OOBIRDOO
Goldsmiths College, University of London and
Royal College of Art
June 2020- 2022
Painting, natural pigment and acrylic on canvas
These paintings had been presented in Silent Spring at We are the Minories Gallery in 2021 and Chalkwall Auction 'Artist in Rise' in Dec 2022, which was orgnaised by Chinwe Russell Art Gallery.
These artworks are the series to refer the idea of extinction of animals and societies nowadays to consider the environmental crisis and loss of endemic animals.
OOs were Hawaiian endemic birds and they were playing a key role in Hawaiian ecology as they were the honey eaters and they spread the pollen between the flowers in their land. However, these birds were extinct in the European explorational period as the new immigrants and merchants from Europe and America brought new species like mosquitos and cats that threaten their life these creatures brought new viruses and new orders in the ecosystem in Hawaii.
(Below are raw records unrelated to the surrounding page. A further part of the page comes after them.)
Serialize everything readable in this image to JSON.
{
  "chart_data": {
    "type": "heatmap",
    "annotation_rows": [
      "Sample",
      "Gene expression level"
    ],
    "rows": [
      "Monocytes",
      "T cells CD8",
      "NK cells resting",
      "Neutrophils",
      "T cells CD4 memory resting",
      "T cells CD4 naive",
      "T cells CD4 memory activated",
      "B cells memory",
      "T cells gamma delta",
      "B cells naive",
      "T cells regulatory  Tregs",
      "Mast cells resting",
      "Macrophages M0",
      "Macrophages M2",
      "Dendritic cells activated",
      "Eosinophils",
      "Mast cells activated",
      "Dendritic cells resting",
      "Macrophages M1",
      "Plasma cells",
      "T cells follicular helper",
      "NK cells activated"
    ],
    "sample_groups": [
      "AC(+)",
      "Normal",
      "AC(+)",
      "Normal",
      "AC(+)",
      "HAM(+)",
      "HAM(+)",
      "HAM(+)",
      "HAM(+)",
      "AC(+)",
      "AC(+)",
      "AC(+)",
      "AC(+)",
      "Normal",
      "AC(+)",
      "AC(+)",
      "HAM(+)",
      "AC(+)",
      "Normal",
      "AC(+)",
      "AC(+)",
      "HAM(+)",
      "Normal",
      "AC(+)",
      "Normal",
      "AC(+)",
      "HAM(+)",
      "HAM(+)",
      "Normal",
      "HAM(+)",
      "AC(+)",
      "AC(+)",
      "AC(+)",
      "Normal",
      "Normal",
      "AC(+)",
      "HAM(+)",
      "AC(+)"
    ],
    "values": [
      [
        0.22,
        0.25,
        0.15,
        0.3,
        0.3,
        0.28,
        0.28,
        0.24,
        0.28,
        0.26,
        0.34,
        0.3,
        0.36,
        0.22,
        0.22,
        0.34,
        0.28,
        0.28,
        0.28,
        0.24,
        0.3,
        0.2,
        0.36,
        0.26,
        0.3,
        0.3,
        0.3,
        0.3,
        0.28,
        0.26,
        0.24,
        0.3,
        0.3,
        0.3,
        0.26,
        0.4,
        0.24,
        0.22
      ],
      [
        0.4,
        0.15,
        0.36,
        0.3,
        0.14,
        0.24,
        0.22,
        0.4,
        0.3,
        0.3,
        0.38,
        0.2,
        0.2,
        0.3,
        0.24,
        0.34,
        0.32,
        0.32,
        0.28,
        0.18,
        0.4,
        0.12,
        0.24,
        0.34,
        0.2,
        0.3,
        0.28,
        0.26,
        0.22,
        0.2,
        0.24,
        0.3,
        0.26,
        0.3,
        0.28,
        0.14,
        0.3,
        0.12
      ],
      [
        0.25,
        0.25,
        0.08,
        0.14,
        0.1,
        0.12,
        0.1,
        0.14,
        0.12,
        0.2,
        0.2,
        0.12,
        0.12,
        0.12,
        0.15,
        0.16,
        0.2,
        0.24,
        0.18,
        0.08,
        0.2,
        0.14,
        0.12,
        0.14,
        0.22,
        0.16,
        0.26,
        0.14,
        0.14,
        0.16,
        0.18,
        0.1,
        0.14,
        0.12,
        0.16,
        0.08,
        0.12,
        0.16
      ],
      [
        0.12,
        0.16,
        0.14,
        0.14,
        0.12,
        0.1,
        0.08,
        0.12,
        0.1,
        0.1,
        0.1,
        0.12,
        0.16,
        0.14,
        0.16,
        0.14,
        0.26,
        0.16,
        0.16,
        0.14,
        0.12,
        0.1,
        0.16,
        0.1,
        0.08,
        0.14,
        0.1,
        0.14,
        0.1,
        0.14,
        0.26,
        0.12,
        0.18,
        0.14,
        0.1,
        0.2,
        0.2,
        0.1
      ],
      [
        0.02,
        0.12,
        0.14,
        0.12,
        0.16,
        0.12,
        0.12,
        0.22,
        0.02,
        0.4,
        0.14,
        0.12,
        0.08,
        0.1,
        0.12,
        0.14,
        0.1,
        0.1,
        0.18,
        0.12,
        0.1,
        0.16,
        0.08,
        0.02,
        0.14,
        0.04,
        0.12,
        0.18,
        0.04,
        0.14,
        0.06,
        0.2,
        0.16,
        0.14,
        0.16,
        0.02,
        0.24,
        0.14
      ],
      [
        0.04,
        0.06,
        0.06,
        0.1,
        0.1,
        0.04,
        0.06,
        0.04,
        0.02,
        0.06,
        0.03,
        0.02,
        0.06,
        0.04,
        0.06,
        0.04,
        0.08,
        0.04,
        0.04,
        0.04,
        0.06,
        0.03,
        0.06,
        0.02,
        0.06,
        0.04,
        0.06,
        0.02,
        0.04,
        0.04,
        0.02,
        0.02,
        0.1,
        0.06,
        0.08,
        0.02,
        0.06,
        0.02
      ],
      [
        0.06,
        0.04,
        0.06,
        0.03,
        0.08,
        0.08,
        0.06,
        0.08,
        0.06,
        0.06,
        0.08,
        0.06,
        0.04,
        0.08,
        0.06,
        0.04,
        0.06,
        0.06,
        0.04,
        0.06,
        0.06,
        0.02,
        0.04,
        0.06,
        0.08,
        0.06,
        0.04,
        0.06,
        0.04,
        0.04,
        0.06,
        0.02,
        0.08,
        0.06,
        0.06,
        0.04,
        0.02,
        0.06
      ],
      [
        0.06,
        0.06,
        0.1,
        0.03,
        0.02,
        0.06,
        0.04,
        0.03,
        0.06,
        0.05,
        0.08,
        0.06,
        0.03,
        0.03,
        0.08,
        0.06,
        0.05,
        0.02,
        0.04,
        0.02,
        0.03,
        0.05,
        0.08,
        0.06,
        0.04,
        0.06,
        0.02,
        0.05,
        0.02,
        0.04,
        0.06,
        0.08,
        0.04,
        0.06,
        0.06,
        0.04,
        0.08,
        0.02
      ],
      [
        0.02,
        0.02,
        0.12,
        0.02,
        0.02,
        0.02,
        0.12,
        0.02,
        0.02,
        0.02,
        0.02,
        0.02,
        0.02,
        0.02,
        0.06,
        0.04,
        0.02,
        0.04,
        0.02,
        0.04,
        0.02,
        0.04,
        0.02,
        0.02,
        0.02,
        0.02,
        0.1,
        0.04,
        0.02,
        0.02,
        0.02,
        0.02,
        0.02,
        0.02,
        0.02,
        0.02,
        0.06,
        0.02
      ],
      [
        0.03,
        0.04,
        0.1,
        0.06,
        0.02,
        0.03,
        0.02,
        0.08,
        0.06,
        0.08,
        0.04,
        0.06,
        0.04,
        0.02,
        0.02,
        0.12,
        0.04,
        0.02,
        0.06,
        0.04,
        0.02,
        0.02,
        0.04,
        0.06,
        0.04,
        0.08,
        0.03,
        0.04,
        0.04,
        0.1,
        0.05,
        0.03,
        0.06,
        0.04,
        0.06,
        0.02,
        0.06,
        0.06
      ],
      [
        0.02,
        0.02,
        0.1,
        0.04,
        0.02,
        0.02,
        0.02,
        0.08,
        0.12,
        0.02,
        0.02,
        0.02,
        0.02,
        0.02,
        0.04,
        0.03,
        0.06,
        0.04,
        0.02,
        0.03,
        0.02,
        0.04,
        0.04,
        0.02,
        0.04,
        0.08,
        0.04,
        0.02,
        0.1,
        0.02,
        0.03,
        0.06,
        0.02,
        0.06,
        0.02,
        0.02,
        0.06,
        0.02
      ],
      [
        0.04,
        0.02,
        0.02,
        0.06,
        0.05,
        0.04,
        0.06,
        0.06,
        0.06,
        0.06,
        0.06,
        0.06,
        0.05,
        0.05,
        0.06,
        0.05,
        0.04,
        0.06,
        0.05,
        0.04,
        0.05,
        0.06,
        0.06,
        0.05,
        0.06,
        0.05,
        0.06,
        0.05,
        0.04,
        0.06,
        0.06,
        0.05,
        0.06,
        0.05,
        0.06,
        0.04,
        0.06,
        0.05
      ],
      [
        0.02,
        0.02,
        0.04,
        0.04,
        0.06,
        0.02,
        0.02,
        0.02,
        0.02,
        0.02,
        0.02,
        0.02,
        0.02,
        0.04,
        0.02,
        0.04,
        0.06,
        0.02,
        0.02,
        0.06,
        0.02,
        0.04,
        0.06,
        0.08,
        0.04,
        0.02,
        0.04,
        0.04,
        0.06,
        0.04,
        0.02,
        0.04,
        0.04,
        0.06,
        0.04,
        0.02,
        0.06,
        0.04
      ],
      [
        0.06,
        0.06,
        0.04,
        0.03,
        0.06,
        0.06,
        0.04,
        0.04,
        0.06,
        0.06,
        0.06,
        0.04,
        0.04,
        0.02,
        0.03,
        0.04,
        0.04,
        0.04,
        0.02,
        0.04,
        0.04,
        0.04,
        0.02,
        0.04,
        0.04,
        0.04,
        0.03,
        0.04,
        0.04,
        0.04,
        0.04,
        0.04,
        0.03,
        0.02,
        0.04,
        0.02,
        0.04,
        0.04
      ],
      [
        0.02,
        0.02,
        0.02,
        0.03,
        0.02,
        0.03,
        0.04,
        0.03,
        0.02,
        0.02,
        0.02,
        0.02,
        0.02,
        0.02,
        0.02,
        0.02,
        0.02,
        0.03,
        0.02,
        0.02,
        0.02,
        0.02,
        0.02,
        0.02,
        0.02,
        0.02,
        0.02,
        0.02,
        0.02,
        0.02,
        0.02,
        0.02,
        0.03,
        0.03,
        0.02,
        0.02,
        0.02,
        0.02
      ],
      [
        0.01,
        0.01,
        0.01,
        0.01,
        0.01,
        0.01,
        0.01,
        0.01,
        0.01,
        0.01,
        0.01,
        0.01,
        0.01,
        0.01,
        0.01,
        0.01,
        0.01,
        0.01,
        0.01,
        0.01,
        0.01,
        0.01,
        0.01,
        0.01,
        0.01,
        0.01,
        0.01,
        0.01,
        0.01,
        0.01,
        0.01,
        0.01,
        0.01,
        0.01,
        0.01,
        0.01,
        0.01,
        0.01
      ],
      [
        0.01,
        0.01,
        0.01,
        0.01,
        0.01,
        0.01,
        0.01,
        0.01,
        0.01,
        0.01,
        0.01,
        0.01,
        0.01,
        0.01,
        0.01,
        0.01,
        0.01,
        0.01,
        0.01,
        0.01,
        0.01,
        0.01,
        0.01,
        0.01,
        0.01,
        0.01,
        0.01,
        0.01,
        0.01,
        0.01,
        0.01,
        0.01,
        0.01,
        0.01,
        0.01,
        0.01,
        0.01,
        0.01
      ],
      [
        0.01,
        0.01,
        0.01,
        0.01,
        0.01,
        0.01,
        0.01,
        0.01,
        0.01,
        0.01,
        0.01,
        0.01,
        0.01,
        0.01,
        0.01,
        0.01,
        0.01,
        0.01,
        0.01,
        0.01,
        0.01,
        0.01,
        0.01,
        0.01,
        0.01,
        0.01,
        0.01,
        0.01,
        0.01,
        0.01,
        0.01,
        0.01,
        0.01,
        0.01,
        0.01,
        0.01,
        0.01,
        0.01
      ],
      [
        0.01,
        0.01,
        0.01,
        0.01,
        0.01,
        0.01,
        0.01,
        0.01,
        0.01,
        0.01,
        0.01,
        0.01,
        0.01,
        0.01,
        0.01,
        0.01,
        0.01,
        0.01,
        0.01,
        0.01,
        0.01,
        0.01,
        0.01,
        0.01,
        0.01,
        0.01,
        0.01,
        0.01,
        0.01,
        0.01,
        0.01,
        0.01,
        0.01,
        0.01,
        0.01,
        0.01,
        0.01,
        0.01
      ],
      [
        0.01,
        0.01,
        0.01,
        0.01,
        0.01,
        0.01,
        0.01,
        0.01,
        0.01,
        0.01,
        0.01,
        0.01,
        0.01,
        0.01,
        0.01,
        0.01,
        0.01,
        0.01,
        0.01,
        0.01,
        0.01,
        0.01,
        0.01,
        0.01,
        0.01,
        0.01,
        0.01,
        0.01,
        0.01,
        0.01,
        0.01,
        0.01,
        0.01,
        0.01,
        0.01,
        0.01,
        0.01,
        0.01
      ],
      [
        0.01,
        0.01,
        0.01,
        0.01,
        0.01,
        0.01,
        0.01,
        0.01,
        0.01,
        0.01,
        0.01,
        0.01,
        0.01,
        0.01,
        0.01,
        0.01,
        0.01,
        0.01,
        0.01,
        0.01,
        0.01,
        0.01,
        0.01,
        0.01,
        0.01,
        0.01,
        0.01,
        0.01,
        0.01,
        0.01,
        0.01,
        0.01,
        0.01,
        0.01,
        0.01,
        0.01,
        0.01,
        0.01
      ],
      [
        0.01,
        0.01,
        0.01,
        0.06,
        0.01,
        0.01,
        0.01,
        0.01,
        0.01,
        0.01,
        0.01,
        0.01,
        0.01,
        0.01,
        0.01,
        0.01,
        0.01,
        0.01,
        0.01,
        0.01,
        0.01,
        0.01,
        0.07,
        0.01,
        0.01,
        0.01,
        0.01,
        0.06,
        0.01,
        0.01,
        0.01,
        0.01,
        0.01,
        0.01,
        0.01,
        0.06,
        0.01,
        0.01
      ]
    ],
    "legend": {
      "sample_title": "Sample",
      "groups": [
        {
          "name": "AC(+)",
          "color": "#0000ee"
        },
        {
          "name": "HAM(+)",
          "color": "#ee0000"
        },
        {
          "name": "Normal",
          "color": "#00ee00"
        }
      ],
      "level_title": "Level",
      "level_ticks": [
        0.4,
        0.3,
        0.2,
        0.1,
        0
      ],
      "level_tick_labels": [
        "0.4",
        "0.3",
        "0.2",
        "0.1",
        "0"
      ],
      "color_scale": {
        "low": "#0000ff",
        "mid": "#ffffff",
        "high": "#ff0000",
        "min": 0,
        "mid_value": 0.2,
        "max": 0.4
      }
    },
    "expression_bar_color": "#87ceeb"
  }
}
Meanwhile, the colours are representing civilisation and the changed environments across the world nowadays due to men importing new species to re-decorate their living area while building infrastructures (from buildings to electronic light towers) for their confidence. These colours were founded in buildings and infrastructures in the cities that I have visited and these colours are formed in certain artificial patterns to refer it.
Through the artwork, I want to raise how humanities have changed the structure of nature across the world for their own good, and how animals are losing their home and extinct. Then, I also want to say how these matters of animal extinctions are connected to the social issues of environmental destruction while progressing civilisations across the world.